Hello, I am having difficulties with this question. A^2+6A+9I3 = 0. A is a 3x3 matrix. I must show that A is invertible. I am tempted to factor but this problem deals with matrices. I know this is wrong but I come to A2+3A+3A+9=0 (does 9I3 = 9, since 9 is a constant?), then A(A+3) + 3(A+3) = 0 but I have no idea what to do after.

micromass

Doesn't

[tex]\left( \begin{array}{ccc}
-3 & 0 & 0\\
0 & -3 & 0 \\
0 & 0 & 0
\end{array} \right) [/tex]

Constitute a counter-example? Or am I going senile?

Boom101

Yeah I knew what I did was wrong. In any case, I have no idea how to show that A is invertible.

micromass

Ok, ignore my above post. I WAS being senile...

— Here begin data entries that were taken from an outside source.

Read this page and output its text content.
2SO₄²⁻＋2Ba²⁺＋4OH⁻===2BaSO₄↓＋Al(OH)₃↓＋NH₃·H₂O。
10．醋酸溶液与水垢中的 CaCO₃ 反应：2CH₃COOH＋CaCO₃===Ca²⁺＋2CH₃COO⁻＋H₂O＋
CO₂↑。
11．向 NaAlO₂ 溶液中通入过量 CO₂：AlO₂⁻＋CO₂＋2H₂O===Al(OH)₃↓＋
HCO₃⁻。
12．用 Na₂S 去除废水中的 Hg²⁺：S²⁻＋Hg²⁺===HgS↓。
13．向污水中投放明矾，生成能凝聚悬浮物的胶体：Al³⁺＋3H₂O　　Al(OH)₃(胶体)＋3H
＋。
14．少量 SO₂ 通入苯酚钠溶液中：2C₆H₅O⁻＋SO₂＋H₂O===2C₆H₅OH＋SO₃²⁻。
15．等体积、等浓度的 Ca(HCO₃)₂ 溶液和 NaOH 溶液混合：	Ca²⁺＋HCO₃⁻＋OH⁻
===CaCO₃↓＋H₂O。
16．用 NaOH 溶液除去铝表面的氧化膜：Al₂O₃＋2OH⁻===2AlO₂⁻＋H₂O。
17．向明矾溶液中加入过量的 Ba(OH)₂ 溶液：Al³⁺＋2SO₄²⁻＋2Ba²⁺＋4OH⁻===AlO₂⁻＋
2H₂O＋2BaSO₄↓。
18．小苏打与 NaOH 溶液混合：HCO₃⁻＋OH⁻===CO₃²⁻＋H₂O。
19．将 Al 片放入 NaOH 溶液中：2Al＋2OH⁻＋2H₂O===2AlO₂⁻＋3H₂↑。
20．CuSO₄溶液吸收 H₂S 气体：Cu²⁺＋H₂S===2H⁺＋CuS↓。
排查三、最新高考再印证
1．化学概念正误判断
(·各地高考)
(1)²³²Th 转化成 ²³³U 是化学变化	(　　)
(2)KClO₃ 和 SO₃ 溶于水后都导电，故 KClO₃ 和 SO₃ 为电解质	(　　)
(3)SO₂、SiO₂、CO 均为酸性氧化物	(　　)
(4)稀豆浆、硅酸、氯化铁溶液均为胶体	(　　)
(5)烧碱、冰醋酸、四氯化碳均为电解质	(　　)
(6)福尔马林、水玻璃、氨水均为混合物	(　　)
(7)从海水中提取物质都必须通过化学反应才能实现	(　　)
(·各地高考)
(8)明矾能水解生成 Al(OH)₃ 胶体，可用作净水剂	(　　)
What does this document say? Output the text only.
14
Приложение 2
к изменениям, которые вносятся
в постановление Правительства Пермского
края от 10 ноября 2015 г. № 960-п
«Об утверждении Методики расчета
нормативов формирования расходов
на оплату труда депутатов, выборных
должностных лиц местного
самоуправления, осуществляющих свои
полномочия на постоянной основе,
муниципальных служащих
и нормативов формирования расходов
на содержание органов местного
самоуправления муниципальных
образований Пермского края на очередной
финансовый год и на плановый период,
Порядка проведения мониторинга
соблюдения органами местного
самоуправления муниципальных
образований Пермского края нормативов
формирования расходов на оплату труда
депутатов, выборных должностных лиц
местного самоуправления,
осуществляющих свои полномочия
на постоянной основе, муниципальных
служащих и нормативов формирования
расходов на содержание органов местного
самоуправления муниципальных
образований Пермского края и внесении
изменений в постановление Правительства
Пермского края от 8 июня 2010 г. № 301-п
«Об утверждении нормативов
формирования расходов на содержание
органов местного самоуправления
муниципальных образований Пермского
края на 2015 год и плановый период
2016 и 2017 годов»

What about this approach? the matrix A is similar to a triangular matrix B. This matrix B also satisfied B2+6B+9I3=0. But since B is triangular, it is easy to see that it must have -3's on it's diagonal. Thus the determinant is -9, and hence the matrix is invertible.

Mark44

At the very least, write A^2 to indicate the square of a matrix. Better yet would be A². For the latter form, click the Go Advanced button below the text input area, and then click the X² button in the menu just above the text input area, and put an exponent of 2 in between the [ sup] and [ /sup] tags.
No, 9I₃ does not equal 9. 9I₃ is a diagonal matrix with 9's down the main diagonal.A² + 6A + 9I = 0 can be factored to (A + 3I)² = 0. One thing that we can say from this is that |A + 3I| = 0.

Dick

If A is not invertible, then there is a nonzero vector x such that Ax=0. Is that compatible with A^2+6A+9I=0?

HallsofIvy

If [itex]A^2+ 6A+ 9I= 0[/itex] then [itex]A^2+ 6A= A(A+ 6I)= 9I[/itex] so that [itex]A[(A+ 6I)/9]= I[/itex].

Do see how that tells you that A is invertible?

Boom101

Thanks Ivy

abonaser

I have the same question, I don't see how the matrix is invertible, can anyone please explain?

micromass

It's inverse is (A+6I)/9

abonaser

Thank you!